Вторые, кто пострадал от строительства – это молодые мамы с колясками.
Вообще-то, пресса говорит, что страна вымирает, но если судить по нашему двору, пока – нет.
Собираются молодые мамочки, многих из них я помню еще совсем детьми, и, со своими детишками, помещенными в первом пассажирском транспорте в жизни детишек, отправляются куда-то со двора.
И момент, когда формируется эта группа, просто замечателен.
Все – и дети, и мамы – такие красивые, улыбающиеся.
И не поймешь, что вызывает большую радость – малыши, пытающиеся что-то сказать так, чтобы поняли родители, или родители, пытающиеся говорить так, чтобы их поняли малыши.Я вообще, очень люблю детей.
– Это от того, что понимаешь, что перед ними стоят не выдуманные проблемы, – сказал мне как-то мой друг, художник Андрей Каверин, заехавший из Москвы в наше примосковье для того, чтобы выяснить – нельзя ли платить «интегрированный налог за дифференцированную в различных субъектах федерации реализацию продукции».
«Продукцией» назывались его картины, проданные в нашем художественном салоне, а «различными субъектами федерации» – Москва и Московская область.
– Надеюсь понятно, почему я называю чиновников иностранцами? – сказал я Андрею в тот раз.
Не помню уже, в тему или нет…Я люблю детей настолько, что меня даже члены союза художников не раздражают – и с теми, и с другими, я легко нахожу общий язык потому, что отношусь к ним серьезно, как к взрослым.
Только, стараюсь не использовать не понятных им слов.
Думаю, они относятся ко мне так же – во всяком случае, когда видят меня – улыбаются и лопочут что-то не членораздельное.
Впрочем, это – очередное отступление.
А не наступление.Однажды я стоял у окна и смотрел на колясочных мам, и, наверное, в моем лице было что-то такое, что сидевший у меня Вася Никитин сказал:
– Любишь детей?
– Люблю.
– Я тоже.
Без детей нельзя было бы любить взрослых…Вот среди этих мам, я впервые и увидел ее.
И обратил на нее внимание даже среди остальных красавиц.
А вообще-то, наш двор иногда смахивает на Голливуд – или действительно, молодые женщины стали красивее, или я стал таким старым, что мне уже все нравится…Первое, что я не мог не заметить ни как мужчина, ни как художник, это была ее гармоничность.
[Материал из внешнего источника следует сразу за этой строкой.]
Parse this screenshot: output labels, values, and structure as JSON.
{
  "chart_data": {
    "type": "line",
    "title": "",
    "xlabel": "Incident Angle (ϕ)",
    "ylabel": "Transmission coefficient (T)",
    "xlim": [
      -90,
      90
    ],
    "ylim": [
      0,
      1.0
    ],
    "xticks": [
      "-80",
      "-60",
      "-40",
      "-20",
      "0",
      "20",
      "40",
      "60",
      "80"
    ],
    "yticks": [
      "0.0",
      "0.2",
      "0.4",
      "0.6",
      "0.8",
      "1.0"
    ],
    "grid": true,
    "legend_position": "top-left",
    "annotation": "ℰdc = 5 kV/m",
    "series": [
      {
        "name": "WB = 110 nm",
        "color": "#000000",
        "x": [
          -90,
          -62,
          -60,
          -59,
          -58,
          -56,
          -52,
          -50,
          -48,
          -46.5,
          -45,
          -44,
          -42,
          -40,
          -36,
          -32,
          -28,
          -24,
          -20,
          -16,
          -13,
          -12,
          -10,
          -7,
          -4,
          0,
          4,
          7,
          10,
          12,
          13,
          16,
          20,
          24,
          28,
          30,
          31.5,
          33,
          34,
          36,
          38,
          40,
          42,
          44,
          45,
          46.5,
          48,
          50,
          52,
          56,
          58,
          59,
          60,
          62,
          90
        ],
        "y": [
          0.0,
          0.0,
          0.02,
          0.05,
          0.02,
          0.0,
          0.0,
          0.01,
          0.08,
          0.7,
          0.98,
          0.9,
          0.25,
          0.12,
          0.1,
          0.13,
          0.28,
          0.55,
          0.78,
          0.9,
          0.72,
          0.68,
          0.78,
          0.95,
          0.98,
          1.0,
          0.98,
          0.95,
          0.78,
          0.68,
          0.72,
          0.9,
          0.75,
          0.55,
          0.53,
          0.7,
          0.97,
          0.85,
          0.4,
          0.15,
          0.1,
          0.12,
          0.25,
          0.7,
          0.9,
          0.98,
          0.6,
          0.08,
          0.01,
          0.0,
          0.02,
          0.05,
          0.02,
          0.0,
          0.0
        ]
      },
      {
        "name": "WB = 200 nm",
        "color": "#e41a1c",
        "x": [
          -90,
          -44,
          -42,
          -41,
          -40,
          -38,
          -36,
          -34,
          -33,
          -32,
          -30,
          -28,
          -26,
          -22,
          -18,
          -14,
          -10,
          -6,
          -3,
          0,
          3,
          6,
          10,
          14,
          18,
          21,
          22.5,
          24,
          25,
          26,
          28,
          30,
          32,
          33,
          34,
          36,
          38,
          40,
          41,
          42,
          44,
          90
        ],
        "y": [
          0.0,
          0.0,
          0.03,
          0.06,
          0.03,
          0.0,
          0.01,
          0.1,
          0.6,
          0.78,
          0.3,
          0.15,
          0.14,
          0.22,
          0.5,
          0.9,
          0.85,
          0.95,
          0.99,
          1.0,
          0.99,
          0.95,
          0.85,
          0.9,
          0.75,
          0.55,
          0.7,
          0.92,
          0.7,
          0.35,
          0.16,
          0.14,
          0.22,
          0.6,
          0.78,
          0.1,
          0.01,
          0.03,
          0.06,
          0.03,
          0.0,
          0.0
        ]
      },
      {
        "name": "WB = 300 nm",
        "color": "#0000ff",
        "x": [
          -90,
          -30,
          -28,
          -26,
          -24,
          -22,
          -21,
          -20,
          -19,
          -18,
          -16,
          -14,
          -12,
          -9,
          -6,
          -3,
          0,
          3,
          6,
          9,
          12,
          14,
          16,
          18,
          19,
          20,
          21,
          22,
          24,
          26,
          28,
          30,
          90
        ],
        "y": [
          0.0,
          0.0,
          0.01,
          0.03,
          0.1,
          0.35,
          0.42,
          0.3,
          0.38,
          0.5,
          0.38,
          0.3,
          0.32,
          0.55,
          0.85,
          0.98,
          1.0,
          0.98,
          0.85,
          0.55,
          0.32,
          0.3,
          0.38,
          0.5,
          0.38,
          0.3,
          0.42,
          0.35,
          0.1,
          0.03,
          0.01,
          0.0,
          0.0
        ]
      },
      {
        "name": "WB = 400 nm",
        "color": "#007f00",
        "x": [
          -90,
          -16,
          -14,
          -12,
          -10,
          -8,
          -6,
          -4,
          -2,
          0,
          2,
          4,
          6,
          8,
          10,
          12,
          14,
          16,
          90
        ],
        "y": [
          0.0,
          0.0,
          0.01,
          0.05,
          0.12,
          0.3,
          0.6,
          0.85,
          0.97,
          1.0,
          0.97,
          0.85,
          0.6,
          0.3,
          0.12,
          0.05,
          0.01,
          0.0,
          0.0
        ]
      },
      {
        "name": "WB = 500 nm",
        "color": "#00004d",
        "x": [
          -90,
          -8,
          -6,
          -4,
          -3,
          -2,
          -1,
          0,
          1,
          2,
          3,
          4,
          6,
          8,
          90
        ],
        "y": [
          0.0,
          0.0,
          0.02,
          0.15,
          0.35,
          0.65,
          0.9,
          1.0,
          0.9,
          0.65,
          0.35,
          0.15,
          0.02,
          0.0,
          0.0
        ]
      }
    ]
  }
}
Не худая и не полная, очень стройная, с ногами такой длинны, что их длиннота не бросалась в глаза своей модельностью, а позволяла просто любоваться ими.
Судя по всему – мужчины вообще, сентиментальнее женщин – не разу не встречал женщины, сказавшей, что у ее соседа красивые ноги…
Поначалу, я не сообразил, что у нее большая грудь потому, что она сама кормит ребенка.
Одета она всегда была очень строго, но не ханжески.
Так одеваются женщины, хорошо знающие, что им к лицу.
И умеющие этим пользоваться.
Да и то сказать – если женщина не умеет пользоваться тем, что знает, то какая же это женщина?Не то, чтобы она производила впечатление женщины, обладающей сильным характером. Просто она была блондинкой.
И это заставляло задуматься о том, какой у нее характер на самом деле?
Как и всякий мужчина, я не раз слышал и повторял анекдоты о глупости блондинок.
До тех пор, пока однажды художник Григорий Керчин не сказал:
– Ни один мужчина не назвал блондинку дурой в тот момент, когда та начинала раздеваться.